Drie maanden lang ruimden de gemeentelijke diensten huisvuilzakken, grofvuil en zwerfvuil rond gezamenlijke afvalcontainers minder vaak op in een deel van de wijk. In plaats van een dagelijkse schoonmaak reden de diensten nog maar twee tot drie keer per week langs. De hoop was dat bewoners na verloop van tijd hun leefomgeving minder zouden vervuilen. Ze konden er immers niet meer op rekenen dat hun vuil binnen 24 uur door de gemeente werd verwijderd. De realiteit was dat de neiging tot vuil dumpen met 75 procent toenam vergeleken met het deel van de wijk waar de frequente schoonmaak gehandhaafd bleef.

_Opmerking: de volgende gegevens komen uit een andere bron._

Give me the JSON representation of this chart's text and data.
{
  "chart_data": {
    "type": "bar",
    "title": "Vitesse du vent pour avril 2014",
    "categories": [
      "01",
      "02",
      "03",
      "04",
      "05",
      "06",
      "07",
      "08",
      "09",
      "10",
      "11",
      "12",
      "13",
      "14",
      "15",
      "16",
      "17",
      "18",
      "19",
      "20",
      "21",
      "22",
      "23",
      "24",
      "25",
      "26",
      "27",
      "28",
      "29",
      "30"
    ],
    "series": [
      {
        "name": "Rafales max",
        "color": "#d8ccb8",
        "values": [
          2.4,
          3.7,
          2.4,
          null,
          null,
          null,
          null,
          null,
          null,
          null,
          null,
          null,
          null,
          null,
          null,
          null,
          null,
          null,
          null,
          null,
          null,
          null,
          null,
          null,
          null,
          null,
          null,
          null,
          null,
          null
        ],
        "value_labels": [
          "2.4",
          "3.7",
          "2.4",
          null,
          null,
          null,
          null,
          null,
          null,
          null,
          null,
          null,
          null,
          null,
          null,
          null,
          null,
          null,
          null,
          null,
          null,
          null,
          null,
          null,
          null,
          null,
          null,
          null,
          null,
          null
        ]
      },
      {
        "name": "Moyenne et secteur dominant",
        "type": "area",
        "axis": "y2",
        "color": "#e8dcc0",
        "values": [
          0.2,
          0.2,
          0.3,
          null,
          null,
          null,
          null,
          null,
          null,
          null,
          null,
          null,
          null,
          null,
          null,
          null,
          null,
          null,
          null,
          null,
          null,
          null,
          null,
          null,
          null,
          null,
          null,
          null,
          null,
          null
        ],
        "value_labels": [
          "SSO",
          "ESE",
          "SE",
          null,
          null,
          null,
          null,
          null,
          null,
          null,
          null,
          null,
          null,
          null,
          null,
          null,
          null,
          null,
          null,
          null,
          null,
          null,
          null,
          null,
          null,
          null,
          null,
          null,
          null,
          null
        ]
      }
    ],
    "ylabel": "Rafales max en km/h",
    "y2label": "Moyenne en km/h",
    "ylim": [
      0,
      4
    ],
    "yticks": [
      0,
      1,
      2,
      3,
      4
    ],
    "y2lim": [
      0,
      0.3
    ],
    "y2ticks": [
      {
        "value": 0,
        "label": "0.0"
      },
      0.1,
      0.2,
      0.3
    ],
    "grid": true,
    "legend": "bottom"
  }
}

Het experiment toetst een vraag waar veel gemeenten mee worstelen. Veel gemeenten maken de straten frequent schoon uit de overtuiging dat vuil op straat nieuw vuil aantrekt. Maar frequent schoonmaken kan ook een uitnodiging vormen voor bewoners om niet langer zelf de straat schoon te houden. Als dat waar is, dan komt door frequent schoonmaken de verantwoordelijkheid voor een schone straat meer bij de overheid en minder bij de burger te liggen.

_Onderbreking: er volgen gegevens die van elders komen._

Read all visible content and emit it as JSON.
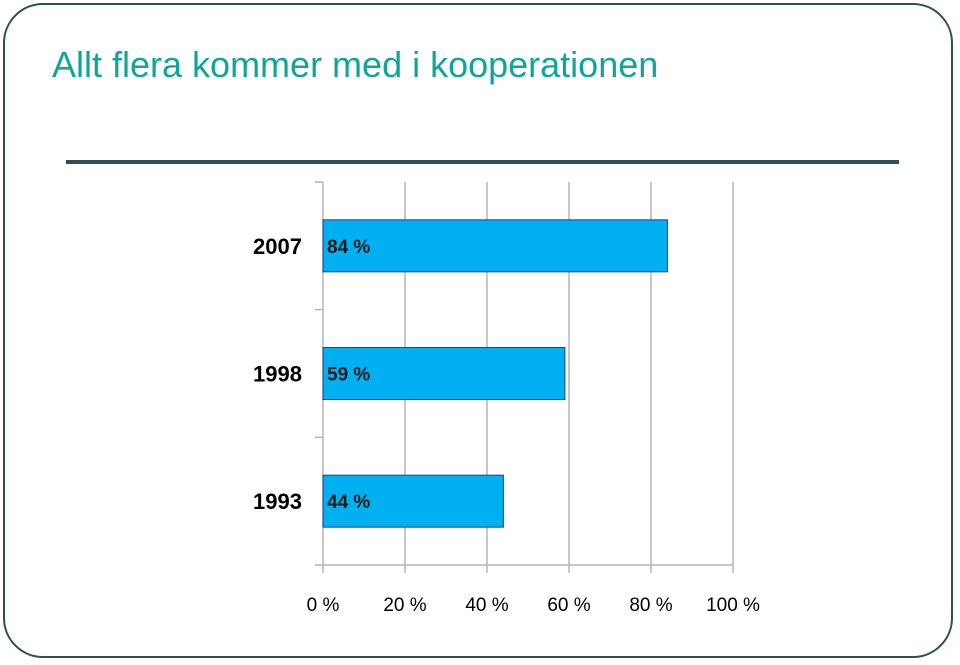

Het Rotterdamse experiment laat zien dat als de overheid vaak schoonmaakt, burgers de straat ook schoner houden door minder te dumpen. In eerder onderzoek was zo’n ‘schoon blijft schoon’ en ‘vuil trekt vuil aan’ effect al aangetoond in parkeergarages, pretparken en winkelcentra. Het is voor het eerst dat het effect in de eigen woonomgeving van mensen en op de langere termijn is onderzocht.